W publikacjach znajdziemy 2 plany – dla początkujących i zaawansowanych, w obu przypadkach przygotowania trwają 18 tygodni i podzielone są na trzy etapy – wprowadzenie, praca nad szybkością oraz trening specyficzny. Po etapie wprowadzenia, który polega tylko na spokojnym bieganiu, w każdym tygodniu Hansonowie proponują 2 akcenty (wtorek i czwartek) oraz długi bieg (niedziela).
W planie dla początkujących pierwsze cztery tygodnie to wprowadzenie, w ramach którego biega się 5 razy w tygodniu i są to tylko spokojne biegi o długości 5-10km. Kolejne 6 tygodni to praca nad szybkością, a to oznacza, że w każdy wtorek do zrealizowania są treningi interwałowe (12×400, 8x600m, 6x800m, 5x1km, 4x1200m), w tym okresie dochodzą także treningi tempowe (o długości 4.8-6.4km). Dodatkowo w niedzielę do wykonania jest najdłuższy trening, czyli „long run” (12.8-19.2km).
W kolejnym etapie (trwającym już do końca przygotowań) treningi szybkościowe zastąpione są przez treningi wytrzymałościowe (6×1 mila, 4×1.5 mili, 3×2 mile, 2×3 mile), z kolei treningi tempowe są stopniowo wydłużane (do 9.6km). Długie biegi pozostają w planie bez zmian, dopiero w ostatnim tygodniu zamiast standardowych 19km do wykonania jest niecałe 13km. Jeśli chodzi o objętość, to w pierwszym etapie wynosi ona od 16 do 35km, w drugim od 45 do 67km, a w ostatnim od 71 do 77km w tygodniu. Ostatnie 14 dni to już stopniowe schodzenie z objętości i intensywności.

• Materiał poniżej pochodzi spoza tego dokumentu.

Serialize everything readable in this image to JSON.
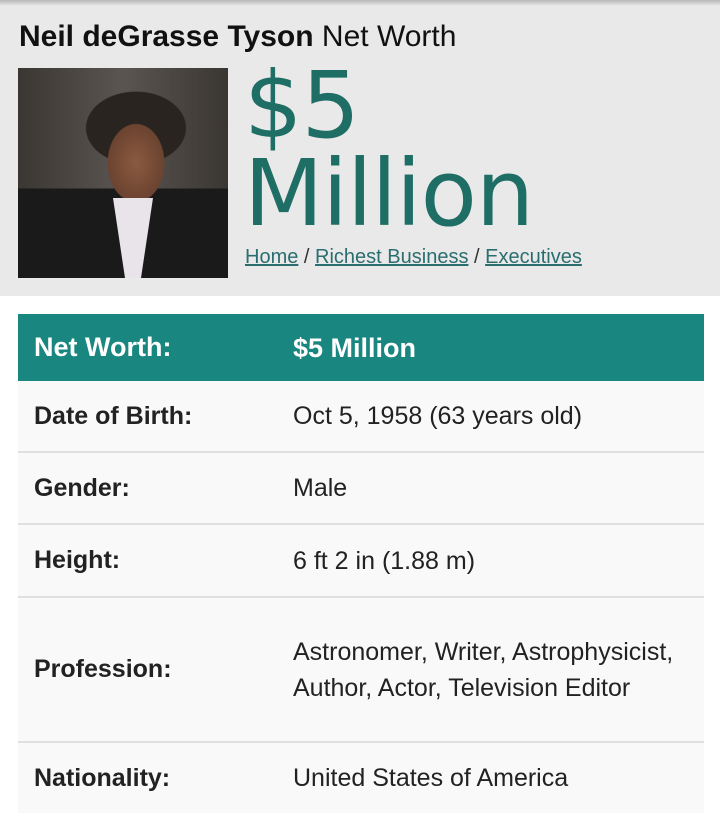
{
  "header": {
    "name": "Neil deGrasse Tyson",
    "suffix": "Net Worth"
  },
  "hero": {
    "amount_line1": "$5",
    "amount_line2": "Million",
    "photo_alt": "Neil deGrasse Tyson"
  },
  "breadcrumb": [
    {
      "label": "Home"
    },
    {
      "label": "Richest Business"
    },
    {
      "label": "Executives"
    }
  ],
  "breadcrumb_sep": "/",
  "table": {
    "rows": [
      {
        "label": "Net Worth:",
        "value": "$5 Million"
      },
      {
        "label": "Date of Birth:",
        "value": "Oct 5, 1958 (63 years old)"
      },
      {
        "label": "Gender:",
        "value": "Male"
      },
      {
        "label": "Height:",
        "value": "6 ft 2 in (1.88 m)"
      },
      {
        "label": "Profession:",
        "value": "Astronomer, Writer, Astrophysicist, Author, Actor, Television Editor"
      },
      {
        "label": "Nationality:",
        "value": "United States of America"
      }
    ]
  },
  "colors": {
    "accent": "#198680",
    "amount": "#1e6e66",
    "link": "#2a6e70",
    "hero_bg": "#e9e9e9"
  }
}
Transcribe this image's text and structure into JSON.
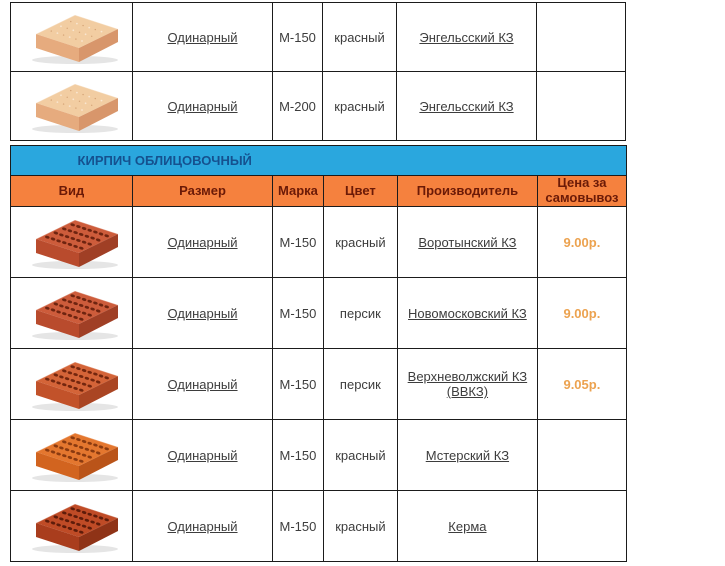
{
  "banner": {
    "title": "КИРПИЧ ОБЛИЦОВОЧНЫЙ",
    "background": "#2aa7de",
    "text_color": "#15518f"
  },
  "header": {
    "background": "#f5813e",
    "text_color": "#6b1a07",
    "columns": [
      "Вид",
      "Размер",
      "Марка",
      "Цвет",
      "Производитель",
      "Цена за самовывоз"
    ]
  },
  "styles": {
    "price_color": "#eca24f",
    "link_color": "#3d3d3d",
    "border_color": "#1b1b1b"
  },
  "upper_table": {
    "rows": [
      {
        "size": "Одинарный",
        "grade": "М-150",
        "color": "красный",
        "manufacturer": "Энгельсский КЗ",
        "price": "",
        "brick": {
          "name": "sand-solid-brick",
          "top": "#f2cda2",
          "front": "#e6ab7e",
          "side": "#d8966b",
          "hole_color": "",
          "holes": false
        }
      },
      {
        "size": "Одинарный",
        "grade": "М-200",
        "color": "красный",
        "manufacturer": "Энгельсский КЗ",
        "price": "",
        "brick": {
          "name": "sand-solid-brick",
          "top": "#f2cda2",
          "front": "#e6ab7e",
          "side": "#d8966b",
          "hole_color": "",
          "holes": false
        }
      }
    ]
  },
  "lower_table": {
    "rows": [
      {
        "size": "Одинарный",
        "grade": "М-150",
        "color": "красный",
        "manufacturer": "Воротынский КЗ",
        "price": "9.00р.",
        "brick": {
          "name": "red-perforated-brick",
          "top": "#cd5c3b",
          "front": "#b94b2d",
          "side": "#a03f25",
          "hole_color": "#6e2410",
          "holes": true
        }
      },
      {
        "size": "Одинарный",
        "grade": "М-150",
        "color": "персик",
        "manufacturer": "Новомосковский КЗ",
        "price": "9.00р.",
        "brick": {
          "name": "red-perforated-brick",
          "top": "#cd5c3b",
          "front": "#b94b2d",
          "side": "#a03f25",
          "hole_color": "#6e2410",
          "holes": true
        }
      },
      {
        "size": "Одинарный",
        "grade": "М-150",
        "color": "персик",
        "manufacturer": "Верхневолжский КЗ (ВВКЗ)",
        "price": "9.05р.",
        "brick": {
          "name": "orange-perforated-brick",
          "top": "#d46438",
          "front": "#c2522a",
          "side": "#aa4523",
          "hole_color": "#73260e",
          "holes": true
        }
      },
      {
        "size": "Одинарный",
        "grade": "М-150",
        "color": "красный",
        "manufacturer": "Мстерский КЗ",
        "price": "",
        "brick": {
          "name": "bright-orange-perforated-brick",
          "top": "#e4772f",
          "front": "#d2641f",
          "side": "#ba5419",
          "hole_color": "#8a3a10",
          "holes": true
        }
      },
      {
        "size": "Одинарный",
        "grade": "М-150",
        "color": "красный",
        "manufacturer": "Керма",
        "price": "",
        "brick": {
          "name": "dark-red-perforated-brick",
          "top": "#bf4b26",
          "front": "#a93d1d",
          "side": "#8f3317",
          "hole_color": "#5e1c0a",
          "holes": true
        }
      }
    ]
  }
}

Podsumowanie planu dla początkujących:
Jeśli chodzi o ogólną strukturę, to plan dla biegaczy zaawansowanych jest podobny do planu dla początkujących. Jednak w tym przypadku wprowadzenie skrócone jest do jednego tygodnia, a etap pracy nad szybkością trwa aż 9 tygodni. Rozkład treningów jest identyczny jak w planie dla początkujących – akcenty wypadają we wtorki (szybkościowe albo wytrzymałościowe), czwartki (tempowe) i niedziele (długie biegi).

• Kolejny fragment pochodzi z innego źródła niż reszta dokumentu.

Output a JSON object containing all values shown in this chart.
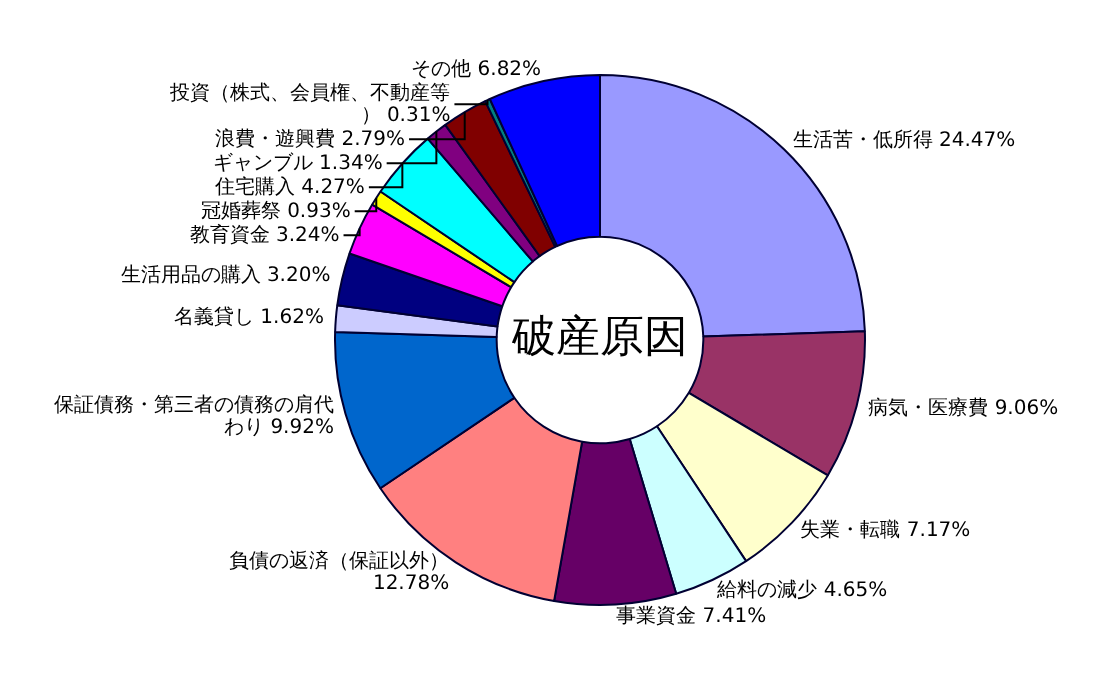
{
  "chart_data": {
    "type": "donut",
    "title": "破産原因",
    "categories": [
      "生活苦・低所得",
      "病気・医療費",
      "失業・転職",
      "給料の減少",
      "事業資金",
      "負債の返済（保証以外）",
      "保証債務・第三者の債務の肩代わり",
      "名義貸し",
      "生活用品の購入",
      "教育資金",
      "冠婚葬祭",
      "住宅購入",
      "ギャンブル",
      "浪費・遊興費",
      "投資（株式、会員権、不動産等）",
      "その他"
    ],
    "values": [
      24.47,
      9.06,
      7.17,
      4.65,
      7.41,
      12.78,
      9.92,
      1.62,
      3.2,
      3.24,
      0.93,
      4.27,
      1.34,
      2.79,
      0.31,
      6.82
    ],
    "value_labels": [
      "24.47%",
      "9.06%",
      "7.17%",
      "4.65%",
      "7.41%",
      "12.78%",
      "9.92%",
      "1.62%",
      "3.20%",
      "3.24%",
      "0.93%",
      "4.27%",
      "1.34%",
      "2.79%",
      "0.31%",
      "6.82%"
    ],
    "colors": [
      "#9999ff",
      "#993366",
      "#ffffcc",
      "#ccffff",
      "#660066",
      "#ff8080",
      "#0066cc",
      "#ccccff",
      "#000080",
      "#ff00ff",
      "#ffff00",
      "#00ffff",
      "#800080",
      "#800000",
      "#008080",
      "#0000ff"
    ]
  }
}
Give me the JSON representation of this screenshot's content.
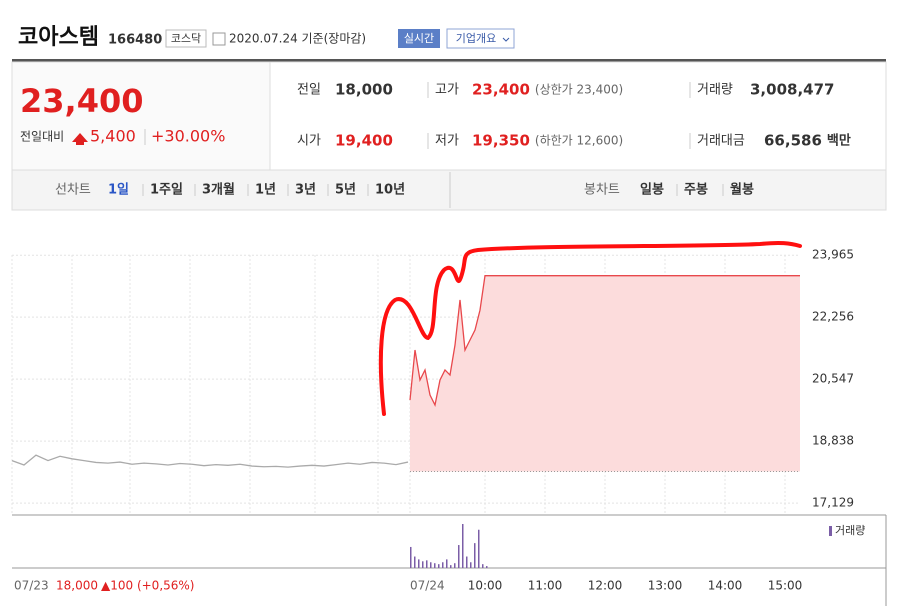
{
  "header": {
    "name": "코아스템",
    "code": "166480",
    "market": "코스닥",
    "date": "2020.07.24 기준(장마감)",
    "realtime": "실시간",
    "company_info": "기업개요"
  },
  "summary": {
    "price": "23,400",
    "change_label": "전일대비",
    "change": "5,400",
    "change_rate": "+30.00%"
  },
  "stats": [
    {
      "label": "전일",
      "value": "18,000"
    },
    {
      "label": "고가",
      "value": "23,400",
      "note": "(상한가 23,400)"
    },
    {
      "label": "거래량",
      "value": "3,008,477"
    },
    {
      "label": "시가",
      "value": "19,400"
    },
    {
      "label": "저가",
      "value": "19,350",
      "note": "(하한가 12,600)"
    },
    {
      "label": "거래대금",
      "value": "66,586",
      "unit": "백만"
    }
  ],
  "tabs": {
    "line_label": "선차트",
    "line": [
      "1일",
      "1주일",
      "3개월",
      "1년",
      "3년",
      "5년",
      "10년"
    ],
    "candle_label": "봉차트",
    "candle": [
      "일봉",
      "주봉",
      "월봉"
    ]
  },
  "chart_data": {
    "type": "line",
    "ylim": [
      16800,
      24660
    ],
    "yticks": [
      {
        "value": 23965,
        "label": "23,965"
      },
      {
        "value": 22256,
        "label": "22,256"
      },
      {
        "value": 20547,
        "label": "20,547"
      },
      {
        "value": 18838,
        "label": "18,838"
      },
      {
        "value": 17129,
        "label": "17,129"
      }
    ],
    "baseline": 18000,
    "series": [
      {
        "color": "#aaaaaa",
        "values": [
          18300,
          18180,
          18450,
          18300,
          18420,
          18350,
          18300,
          18250,
          18230,
          18260,
          18200,
          18230,
          18210,
          18180,
          18220,
          18200,
          18160,
          18190,
          18170,
          18200,
          18150,
          18130,
          18140,
          18120,
          18150,
          18170,
          18150,
          18190,
          18230,
          18200,
          18250,
          18230,
          18190,
          18260
        ]
      },
      {
        "color": "#e8484c",
        "values": [
          19971,
          21350,
          20523,
          20800,
          20110,
          19834,
          20523,
          20800,
          20660,
          21488,
          22730,
          21350,
          21626,
          21902,
          22450,
          23400,
          23400,
          23400,
          23400,
          23400,
          23400,
          23400,
          23400,
          23400,
          23400,
          23400,
          23400,
          23400,
          23400,
          23400,
          23400,
          23400,
          23400,
          23400,
          23400,
          23400,
          23400,
          23400,
          23400,
          23400,
          23400,
          23400,
          23400,
          23400,
          23400,
          23400,
          23400,
          23400,
          23400,
          23400,
          23400,
          23400,
          23400,
          23400,
          23400,
          23400,
          23400,
          23400,
          23400,
          23400,
          23400,
          23400,
          23400,
          23400,
          23400,
          23400,
          23400,
          23400,
          23400,
          23400,
          23400,
          23400,
          23400,
          23400,
          23400,
          23400,
          23400,
          23400,
          23400
        ]
      }
    ],
    "volume": {
      "name": "거래량",
      "color": "#7b5ea7",
      "values": [
        22,
        12,
        9,
        7,
        8,
        6,
        5,
        4,
        6,
        9,
        3,
        5,
        24,
        46,
        12,
        6,
        26,
        40,
        4,
        2
      ]
    },
    "x_labels": [
      "07/23",
      "07/24",
      "10:00",
      "11:00",
      "12:00",
      "13:00",
      "14:00",
      "15:00"
    ],
    "prev_info": {
      "close": "18,000",
      "change": "▲100 (+0,56%)"
    }
  }
}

Główną różnicą jest objętość i ilość treningów, bo w planie dla zaawansowanych Hansonowie zalecają 6 treningów w tygodniu, a maksymalny kilometraż to 82km (czyli 5km więcej niż w przypadku planu dla początkujących). Dodatkowo przez całe przygotowania biega się trochę więcej. Jednak najważniejsze jest to, że ta objętość realizowana jest na akcentach, bo dłuższe są treningi tempowe (do 11.2km zamiast 9.6km) i ‘longi” (22.4km zamiast 19.2km), a spokojne i regeneracyjne biegi pozostają praktycznie bez zmian.

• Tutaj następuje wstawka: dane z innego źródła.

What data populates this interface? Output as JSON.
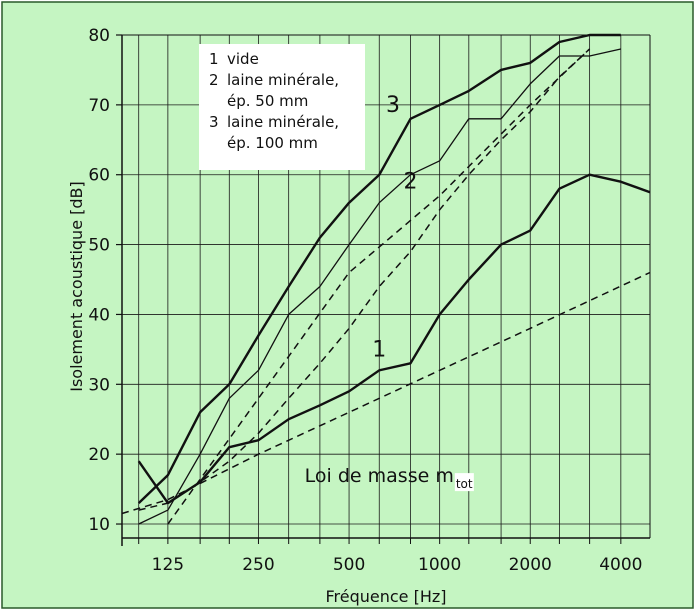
{
  "chart_data": {
    "type": "line",
    "title": "",
    "xlabel": "Fréquence [Hz]",
    "ylabel": "Isolement acoustique [dB]",
    "xscale": "log",
    "xlim": [
      88,
      5000
    ],
    "ylim": [
      8,
      80
    ],
    "xticks": [
      125,
      250,
      500,
      1000,
      2000,
      4000
    ],
    "yticks": [
      10,
      20,
      30,
      40,
      50,
      60,
      70,
      80
    ],
    "grid": true,
    "background_color": "#c5f5c2",
    "grid_color": "#1a1a1a",
    "legend": {
      "placement": "top-left",
      "entries": [
        {
          "num": "1",
          "lines": [
            "vide"
          ]
        },
        {
          "num": "2",
          "lines": [
            "laine minérale,",
            "ép. 50 mm"
          ]
        },
        {
          "num": "3",
          "lines": [
            "laine minérale,",
            "ép. 100 mm"
          ]
        }
      ]
    },
    "series": [
      {
        "label": "1",
        "style": "solid-thick",
        "label_pos": {
          "x": 630,
          "y": 34
        },
        "points": [
          [
            100,
            19
          ],
          [
            125,
            13
          ],
          [
            160,
            16
          ],
          [
            200,
            21
          ],
          [
            250,
            22
          ],
          [
            315,
            25
          ],
          [
            400,
            27
          ],
          [
            500,
            29
          ],
          [
            630,
            32
          ],
          [
            800,
            33
          ],
          [
            1000,
            40
          ],
          [
            1250,
            45
          ],
          [
            1600,
            50
          ],
          [
            2000,
            52
          ],
          [
            2500,
            58
          ],
          [
            3150,
            60
          ],
          [
            4000,
            59
          ],
          [
            5000,
            57.5
          ]
        ]
      },
      {
        "label": "2",
        "style": "solid-thin",
        "label_pos": {
          "x": 800,
          "y": 58
        },
        "points": [
          [
            100,
            10
          ],
          [
            125,
            12
          ],
          [
            160,
            20
          ],
          [
            200,
            28
          ],
          [
            250,
            32
          ],
          [
            315,
            40
          ],
          [
            400,
            44
          ],
          [
            500,
            50
          ],
          [
            630,
            56
          ],
          [
            800,
            60
          ],
          [
            1000,
            62
          ],
          [
            1250,
            68
          ],
          [
            1600,
            68
          ],
          [
            2000,
            73
          ],
          [
            2500,
            77
          ],
          [
            3150,
            77
          ],
          [
            4000,
            78
          ]
        ]
      },
      {
        "label": "3",
        "style": "solid-thick",
        "label_pos": {
          "x": 700,
          "y": 69
        },
        "points": [
          [
            100,
            13
          ],
          [
            125,
            17
          ],
          [
            160,
            26
          ],
          [
            200,
            30
          ],
          [
            250,
            37
          ],
          [
            315,
            44
          ],
          [
            400,
            51
          ],
          [
            500,
            56
          ],
          [
            630,
            60
          ],
          [
            800,
            68
          ],
          [
            1000,
            70
          ],
          [
            1250,
            72
          ],
          [
            1600,
            75
          ],
          [
            2000,
            76
          ],
          [
            2500,
            79
          ],
          [
            3150,
            80
          ],
          [
            4000,
            80
          ]
        ]
      },
      {
        "label": "",
        "style": "dashed",
        "points": [
          [
            88,
            11.5
          ],
          [
            125,
            13.5
          ],
          [
            250,
            20
          ],
          [
            500,
            26
          ],
          [
            1000,
            32
          ],
          [
            2000,
            38
          ],
          [
            5000,
            46
          ]
        ]
      },
      {
        "label": "",
        "style": "dashed",
        "points": [
          [
            100,
            12
          ],
          [
            125,
            13
          ],
          [
            160,
            16
          ],
          [
            200,
            19
          ],
          [
            250,
            23
          ],
          [
            315,
            28
          ],
          [
            400,
            33
          ],
          [
            500,
            38
          ],
          [
            630,
            44
          ],
          [
            800,
            49
          ],
          [
            1000,
            55
          ],
          [
            1250,
            60
          ],
          [
            1600,
            65
          ],
          [
            2000,
            69
          ],
          [
            2500,
            74
          ],
          [
            3150,
            78
          ]
        ]
      },
      {
        "label": "",
        "style": "dashed",
        "points": [
          [
            125,
            10
          ],
          [
            250,
            28
          ],
          [
            500,
            46
          ],
          [
            1000,
            57
          ],
          [
            2000,
            70
          ],
          [
            3150,
            78
          ]
        ]
      }
    ],
    "annotation": {
      "main": "Loi de masse m",
      "sub": "tot",
      "pos": {
        "x": 630,
        "y": 16
      }
    }
  }
}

Podsumowanie planu dla zaawansowanych:
Plan Hansonów do półmaratonu – podobnie jak omawiany w jednym z poprzednich tekstów plan Danielsa do połmaratonu – jest prosty w swojej strukturze, bo obejmuje 3 akcenty w tygodniu, które odbudowane są spokojnymi rozbieganiami.
Treningi te z pewnością nie są łatwe, bo już od samego początku pojawiają się odcinki w tempie półmaratonu (powtarzane i wydłużane przez całe przygotowania). Ciekawym pomysłem jest rozpoczęcie przygotowań od akcentów szybkościowych, jest to swego rodzaju modyfikacja periodyzacji odwróconej, w której także zaczyna się od szybkich, krótkich odcinków, które z czasem się wydłuża.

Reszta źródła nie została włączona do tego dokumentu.